@@ -6306,6 +6306,41 @@ static unsigned long cpu_util(int cpu)
return (util >= capacity) ? capacity : util;
}
+/**
+ * cpu_util_est: estimated utilization for the specified CPU
+ * @cpu: the CPU to get the estimated utilization for
+ *
+ * The estimated utilization of a CPU is defined to be the maximum between its
+ * PELT's utilization and the sum of the estimated utilization of the tasks
+ * currently RUNNABLE on that CPU.
+ *
+ * This allows to properly represent the expected utilization of a CPU which
+ * has just got a big task running since a long sleep period.
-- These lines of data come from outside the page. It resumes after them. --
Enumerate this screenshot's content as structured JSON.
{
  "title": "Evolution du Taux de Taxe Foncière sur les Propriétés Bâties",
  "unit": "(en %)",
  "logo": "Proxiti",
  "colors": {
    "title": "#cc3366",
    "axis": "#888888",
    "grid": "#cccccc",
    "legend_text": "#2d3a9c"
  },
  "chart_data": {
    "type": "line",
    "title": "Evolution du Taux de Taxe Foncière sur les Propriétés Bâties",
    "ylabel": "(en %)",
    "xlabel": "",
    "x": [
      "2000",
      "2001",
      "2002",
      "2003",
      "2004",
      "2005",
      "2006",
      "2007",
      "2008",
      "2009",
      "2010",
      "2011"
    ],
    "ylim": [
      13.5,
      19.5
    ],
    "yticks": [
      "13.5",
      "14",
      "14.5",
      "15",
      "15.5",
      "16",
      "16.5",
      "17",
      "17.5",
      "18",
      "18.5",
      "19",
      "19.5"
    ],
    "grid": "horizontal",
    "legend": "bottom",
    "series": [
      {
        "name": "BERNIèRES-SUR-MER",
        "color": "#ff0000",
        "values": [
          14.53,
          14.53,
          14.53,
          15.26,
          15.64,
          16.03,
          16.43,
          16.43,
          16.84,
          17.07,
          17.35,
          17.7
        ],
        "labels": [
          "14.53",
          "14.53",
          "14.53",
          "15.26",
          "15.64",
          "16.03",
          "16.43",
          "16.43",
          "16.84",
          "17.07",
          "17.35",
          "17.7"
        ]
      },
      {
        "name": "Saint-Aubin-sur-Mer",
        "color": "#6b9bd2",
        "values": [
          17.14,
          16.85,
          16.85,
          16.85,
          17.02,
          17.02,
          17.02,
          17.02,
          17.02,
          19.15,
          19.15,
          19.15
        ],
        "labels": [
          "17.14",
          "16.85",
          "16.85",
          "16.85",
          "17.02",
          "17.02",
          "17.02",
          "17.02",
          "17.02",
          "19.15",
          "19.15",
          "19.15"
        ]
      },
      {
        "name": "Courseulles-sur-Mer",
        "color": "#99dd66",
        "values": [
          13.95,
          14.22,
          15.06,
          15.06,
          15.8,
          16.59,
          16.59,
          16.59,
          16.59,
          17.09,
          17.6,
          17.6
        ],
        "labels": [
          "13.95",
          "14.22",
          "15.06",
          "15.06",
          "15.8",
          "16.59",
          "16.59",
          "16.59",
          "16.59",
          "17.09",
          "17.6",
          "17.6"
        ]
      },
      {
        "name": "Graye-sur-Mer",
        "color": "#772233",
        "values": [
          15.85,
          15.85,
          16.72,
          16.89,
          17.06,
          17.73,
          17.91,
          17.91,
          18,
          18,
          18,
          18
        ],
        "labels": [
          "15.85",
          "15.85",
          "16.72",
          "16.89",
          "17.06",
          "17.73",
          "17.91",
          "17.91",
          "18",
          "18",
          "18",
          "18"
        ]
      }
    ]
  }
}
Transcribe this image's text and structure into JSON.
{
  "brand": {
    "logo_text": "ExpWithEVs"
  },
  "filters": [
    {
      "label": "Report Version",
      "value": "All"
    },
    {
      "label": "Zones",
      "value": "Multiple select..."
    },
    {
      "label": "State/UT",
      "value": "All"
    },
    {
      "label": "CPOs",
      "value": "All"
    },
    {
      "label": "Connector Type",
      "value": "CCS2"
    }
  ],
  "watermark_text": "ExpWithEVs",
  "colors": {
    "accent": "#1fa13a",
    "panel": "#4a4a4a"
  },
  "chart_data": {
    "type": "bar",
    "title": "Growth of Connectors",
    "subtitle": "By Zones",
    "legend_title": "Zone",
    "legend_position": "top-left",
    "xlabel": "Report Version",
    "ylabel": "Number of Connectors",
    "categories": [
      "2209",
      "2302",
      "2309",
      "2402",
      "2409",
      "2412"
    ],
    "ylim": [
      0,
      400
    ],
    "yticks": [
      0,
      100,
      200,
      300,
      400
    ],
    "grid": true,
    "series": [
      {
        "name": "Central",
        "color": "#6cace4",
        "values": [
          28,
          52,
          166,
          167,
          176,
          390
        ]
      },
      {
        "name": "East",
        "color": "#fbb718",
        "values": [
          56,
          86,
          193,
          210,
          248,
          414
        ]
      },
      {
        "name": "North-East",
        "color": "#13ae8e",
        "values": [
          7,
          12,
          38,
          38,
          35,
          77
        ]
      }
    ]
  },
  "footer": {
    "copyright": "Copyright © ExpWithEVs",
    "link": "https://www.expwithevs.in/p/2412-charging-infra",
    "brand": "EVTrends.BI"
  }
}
At the same time
+ * however it preserves the benefits of the "blocked load" in describing the
+ * potential for other tasks waking up on the same CPU.
+ *
+ * Return: the estimated utlization for the specified CPU
+ */
+static inline unsigned long cpu_util_est(int cpu)
+{
+ unsigned long util, util_est;
+ unsigned long capacity;
+ struct cfs_rq *cfs_rq;
+
+ if (!sched_feat(UTIL_EST))
+ return cpu_util(cpu);
+
+ cfs_rq = &cpu_rq(cpu)->cfs;
+ util = cfs_rq->avg.util_avg;
+ util_est = cfs_rq->util_est_runnable;
+ util_est = max(util, util_est);
+
+ capacity = capacity_orig_of(cpu);
+ util_est = min(util_est, capacity);
+
+ return util_est;
+}
+
static inline unsigned long task_util(struct task_struct *p)
{
return p->se.avg.util_avg;
@@ -6322,16 +6357,43 @@ static inline unsigned long task_util_est(struct task_struct *p)
*/
static unsigned long cpu_util_wake(int cpu, struct task_struct *p)
{
- unsigned long util, capacity;
+ long util, util_est;
/* Task has no contribution or is new */
if (cpu != task_cpu(p) || !p->se.avg.last_update_time)
- return cpu_util(cpu);
+ return cpu_util_est(cpu);
- capacity = capacity_orig_of(cpu);
- util = max_t(long, cpu_rq(cpu)->cfs.avg.util_avg - task_util(p), 0);
+ /* Discount task's blocked util from CPU's util */
+ util = cpu_util(cpu) - task_util(p);
+ util = max(util, 0L);
- return (util >= capacity) ? capacity : util;
+ if (!sched_feat(UTIL_EST))
+ return util;
+
+ /*
+ * These are the main cases covered:
+ * - if *p is the only task sleeping on this CPU, then:
+ * cpu_util (== task_util) > util_est (== 0)
+ * and thus we return:
+ * cpu_util_wake = (cpu_util - task_util) = 0
+ *
+ * - if other tasks are SLEEPING on the same CPU, which is just waking
+ * up, then:
+ * cpu_util >= task_util
+ * cpu_util > util_est (== 0)
+ * and thus we discount *p's blocked utilization to return:
+ * cpu_util_wake = (cpu_util - task_util) >= 0
+ *
+ * - if other tasks are RUNNABLE on that CPU and
+ * util_est > cpu_util
+ * then we use util_est since it returns a more restrictive
+ * estimation of the spare capacity on that CPU, by just considering
+ * the expected utilization of tasks already runnable on that CPU.
+ */
+ util_est = cpu_rq(cpu)->cfs.util_est_runnable;
+ util = max(util, util_est);
+
+ return util;
}
/*
@@ -7857,7 +7919,7 @@ static inline void update_sg_lb_stats(struct lb_env *env,
load = source_load(i, load_idx);
sgs->group_load += load;
- sgs->group_util += cpu_util(i);
+ sgs->group_util += cpu_util_est(i);
sgs->sum_nr_running += rq->cfs.h_nr_running;
nr_running = rq->nr_running;